What It Takes to Build an AI Research Assistant for Enterprise Data
In early 2024, AI demos were everywhere. Every week brought a new video of an AI system answering complex questions, synthesizing research, writing code that worked on the first try. The demos were impressive. Then you tried to use one of these systems on your actual data — the database with the awkward schema, the PDF archive with inconsistent formatting, the spreadsheets that made sense to the person who built them and to no one else — and the gap became apparent quickly.
The demo gap in AI is not primarily a model capability problem. The underlying models are genuinely capable of sophisticated reasoning. The gap is a systems problem: connecting those models to real enterprise data in ways that produce reliable, accurate, auditable results requires solving a set of engineering problems that don't appear in demos.
The Data Access Problem
Enterprise data exists in many forms: relational databases, document stores, file systems, APIs, spreadsheets, email archives, wikis, code repositories. A research assistant that can only access one of these sources has limited utility. One that can access all of them — translating natural language queries into the appropriate access pattern for each — is genuinely useful.
Building this multi-source access layer was the first significant challenge in building Agentica. Each data source type requires a different access strategy: SQL translation for relational databases, semantic search for document collections, API calls for live service data. The challenge isn't implementing any one of these — it's building an agent that can reason about which sources to query, in what order, and how to synthesize results from heterogeneous sources into a coherent answer.
The Accuracy Problem
Demo AI systems are evaluated on whether the output looks right. Production AI systems need to actually be right. The difference is significant: an output that looks right but contains subtle inaccuracies — a number that's slightly off, a date that's wrong, a condition that's stated as absolute when it has exceptions — can cause real harm in enterprise decision-making contexts.
Improving accuracy required solving three sub-problems: improving retrieval (making sure the relevant information is available to the model), improving faithfulness (making sure the model uses the retrieved information rather than its parametric knowledge), and improving verification (checking the output before returning it). The hybrid retrieval pipeline described in our other posts addresses the first. Structured prompting with explicit grounding instructions addresses the second.
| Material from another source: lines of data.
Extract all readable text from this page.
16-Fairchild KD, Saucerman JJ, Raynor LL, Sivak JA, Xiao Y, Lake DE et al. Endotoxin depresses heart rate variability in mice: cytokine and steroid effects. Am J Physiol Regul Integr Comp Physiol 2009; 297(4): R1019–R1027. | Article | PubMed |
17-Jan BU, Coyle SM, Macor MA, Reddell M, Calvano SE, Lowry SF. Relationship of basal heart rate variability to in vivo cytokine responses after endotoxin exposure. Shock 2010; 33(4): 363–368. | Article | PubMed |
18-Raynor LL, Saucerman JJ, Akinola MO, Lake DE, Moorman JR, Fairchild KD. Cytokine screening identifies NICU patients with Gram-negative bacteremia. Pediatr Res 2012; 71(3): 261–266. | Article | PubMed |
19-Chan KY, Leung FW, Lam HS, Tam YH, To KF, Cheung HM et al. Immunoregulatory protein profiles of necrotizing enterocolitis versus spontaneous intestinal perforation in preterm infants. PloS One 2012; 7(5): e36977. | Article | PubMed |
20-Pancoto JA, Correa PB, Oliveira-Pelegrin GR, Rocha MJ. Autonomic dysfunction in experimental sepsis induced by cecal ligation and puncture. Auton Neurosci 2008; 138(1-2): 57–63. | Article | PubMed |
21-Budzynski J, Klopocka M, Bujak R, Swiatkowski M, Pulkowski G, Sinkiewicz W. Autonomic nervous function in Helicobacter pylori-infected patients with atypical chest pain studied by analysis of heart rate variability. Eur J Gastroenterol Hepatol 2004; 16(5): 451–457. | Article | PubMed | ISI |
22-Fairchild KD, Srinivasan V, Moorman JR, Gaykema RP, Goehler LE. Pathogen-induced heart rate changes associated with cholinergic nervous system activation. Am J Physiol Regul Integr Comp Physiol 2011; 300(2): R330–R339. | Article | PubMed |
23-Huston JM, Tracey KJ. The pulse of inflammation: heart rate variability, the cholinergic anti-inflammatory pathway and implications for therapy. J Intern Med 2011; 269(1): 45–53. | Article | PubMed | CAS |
And a lightweight critic pass — asking the model to identify claims in its own output that are not supported by the provided sources — addresses the third.
The Transparency Problem
When a human analyst answers a research question, you can ask them how they arrived at the answer. They can show you the sources they consulted, explain which sources they weighted most heavily, and justify the reasoning that connected the sources to the conclusion. This auditability is essential in enterprise settings: an answer you can't verify is an answer you can't act on confidently.
Building transparency into Agentica required making the reasoning process inspectable at every step. Every tool call is logged with its inputs and outputs. Every retrieval operation records which documents were retrieved and their relevance scores. Every reasoning step that contributes to the final answer is tracked and can be surfaced on request. This operational transparency — not just the final answer but the full chain of evidence and reasoning that produced it — is what makes the system usable for consequential decisions.
The Safety Problem
A research assistant that can only read data is relatively safe to operate autonomously. A research assistant that can also take actions — write to databases, send notifications, update records, trigger workflows — requires explicit safety controls. The capability to act makes the system far more useful; it also introduces a class of failure modes that pure read access does not.
Agentica's HITL system was designed around this expanded capability surface. The key insight was that safety controls need to be embedded in the tool infrastructure, not in the model prompting. Prompting a model not to do something is a soft constraint that can fail under adversarial inputs or in edge cases the prompt author didn't anticipate. Tool-level authorization — requiring explicit human approval before any tool with write or execute access is called — is a hard constraint that doesn't fail for prompt-level reasons.
Two Years Later
Building Agentica has involved solving a long sequence of problems that weren't visible from the outside at the start. Each solution exposed the next problem. The retrieval pipeline evolved through three major architectures before reaching its current form. The memory system went through two complete redesigns. The safety controls were added reactively, then rebuilt proactively.
The system we have today is substantially better than the system we had a year ago, and the system we'll have a year from now will be substantially better than today's. This is normal for hard engineering problems. The gap between demo-grade and production-grade AI is real, it's closeable, and closing it requires treating AI integration as a serious engineering discipline — not a matter of finding the right prompt.